Johannesburg, 02 Dec 2010

If there is one area of the IT environment where cost is a critical determinant of value, it is storage. Of course, lower cost shouldn't come at the expense of reliability and performance, the other two essential members of the storage triumvirate. But with constantly escalating capacity requirements, which remain unchecked even through a severe recession, if you're not considering the cost of storage, you're going to pay dearly.

That's according to Mike Styer, country manager of NetApp. “Is enterprise storage 'just a bunch of disks'? Certainly not. Storage today has to be purpose designed for efficiency and performance. It has to be virtualised.

“Whether you're operating on the public cloud or are experimenting with private clouds, storage is the one area where it is a non-negotiable to drive up utilisation of in South Africa. The reason is simple: if you don't, you will need more capacity and you will be paying too much for your storage.”

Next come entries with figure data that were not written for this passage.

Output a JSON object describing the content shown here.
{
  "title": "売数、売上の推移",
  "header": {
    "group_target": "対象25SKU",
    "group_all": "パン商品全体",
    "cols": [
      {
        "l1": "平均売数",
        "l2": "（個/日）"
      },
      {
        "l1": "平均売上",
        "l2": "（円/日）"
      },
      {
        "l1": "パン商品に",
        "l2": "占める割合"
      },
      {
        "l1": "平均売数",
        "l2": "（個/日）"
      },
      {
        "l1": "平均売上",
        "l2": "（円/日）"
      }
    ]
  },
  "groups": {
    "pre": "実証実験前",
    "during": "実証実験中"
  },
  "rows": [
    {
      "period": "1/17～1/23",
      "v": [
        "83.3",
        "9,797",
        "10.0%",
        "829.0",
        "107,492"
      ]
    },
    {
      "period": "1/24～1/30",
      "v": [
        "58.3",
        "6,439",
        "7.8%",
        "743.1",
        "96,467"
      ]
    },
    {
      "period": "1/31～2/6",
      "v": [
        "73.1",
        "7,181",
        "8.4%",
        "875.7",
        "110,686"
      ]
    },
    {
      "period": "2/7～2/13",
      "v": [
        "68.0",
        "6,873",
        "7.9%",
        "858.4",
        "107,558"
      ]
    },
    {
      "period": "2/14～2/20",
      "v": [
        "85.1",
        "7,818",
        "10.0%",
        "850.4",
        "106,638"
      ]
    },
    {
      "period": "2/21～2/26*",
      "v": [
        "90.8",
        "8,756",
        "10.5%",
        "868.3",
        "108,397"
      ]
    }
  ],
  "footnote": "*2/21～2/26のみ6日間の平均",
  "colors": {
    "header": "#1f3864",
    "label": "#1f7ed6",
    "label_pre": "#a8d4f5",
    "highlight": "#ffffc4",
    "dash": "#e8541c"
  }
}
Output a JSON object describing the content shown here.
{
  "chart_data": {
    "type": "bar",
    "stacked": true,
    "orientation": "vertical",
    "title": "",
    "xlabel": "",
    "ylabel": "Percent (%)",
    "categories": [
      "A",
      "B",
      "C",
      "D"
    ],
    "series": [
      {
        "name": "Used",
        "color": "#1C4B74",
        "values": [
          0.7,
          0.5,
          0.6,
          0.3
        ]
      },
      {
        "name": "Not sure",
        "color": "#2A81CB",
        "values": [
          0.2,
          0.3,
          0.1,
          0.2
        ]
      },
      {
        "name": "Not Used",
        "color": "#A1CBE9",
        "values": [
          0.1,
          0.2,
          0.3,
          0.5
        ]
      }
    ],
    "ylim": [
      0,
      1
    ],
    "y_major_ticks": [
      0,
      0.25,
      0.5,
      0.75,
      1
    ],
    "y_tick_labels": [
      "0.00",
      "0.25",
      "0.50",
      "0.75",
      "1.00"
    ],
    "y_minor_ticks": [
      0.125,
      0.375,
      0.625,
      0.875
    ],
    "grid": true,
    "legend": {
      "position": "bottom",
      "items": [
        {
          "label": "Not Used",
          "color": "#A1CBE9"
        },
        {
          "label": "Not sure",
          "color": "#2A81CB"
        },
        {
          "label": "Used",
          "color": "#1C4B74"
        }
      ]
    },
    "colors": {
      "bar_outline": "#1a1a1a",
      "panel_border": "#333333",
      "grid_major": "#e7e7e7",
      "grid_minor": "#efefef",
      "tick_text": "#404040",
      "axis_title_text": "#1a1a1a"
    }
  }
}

With that illustrating the requirement for low-cost storage, Styer makes another point. “Any provider of cloud services has to have a highly efficient infrastructure behind that service. Many, if not most, offer services on a 'free' basis, with limited capacity and functionality; upgrades which offer further capacity are often priced as little as a couple of rand. Unless you have low-cost, high performance infrastructure, this business model is dead in the water.”

Pointing to some revenue and capacity facts that illustrate why he believes the South African CIO is paying too much for storage, Styer says it's a straightforward inference. “NetApp is ranked sixth by International Data Corporation in terms of revenue. But it is ranked second in terms of capacity.

“That should tell you something as simple as it is profound: we are shipping more storage terabytes for every rand than any other competitor. Put even plainer: if you're not installing NetApp to take care of your storage requirements, you're paying too much,” Styer says.

Just as important, however, he believes any CIO should ask themselves what they are receiving for the premium they are paying for kit from other vendors. “Is it for reliability? Our systems are based on RAID 6. Is it for performance? Our systems consistently top benchmarks. Is it on the basis of what the analysts say? NetApp is positioned in the leader's quadrant for midrange and high-end modular disk arrays by Gartner. Software? Our deduplication solutions have saved a proven Exabyte of capacity for businesses using our storage.”

Or is it marketing? He concedes that NetApp hasn't blown its trumpet quite as loud as other vendors have, choosing instead to invest more in research and development and less on advertising and related expenses.

It's a bold statement, but Styer is adamant. “Our storage performs better and costs less than that of major competitors. Unless you're implementing NetApp, you're paying too much. And if you don't believe it, I challenge you to investigate further.”

And a last word of caution: Just don't let the CFO find out.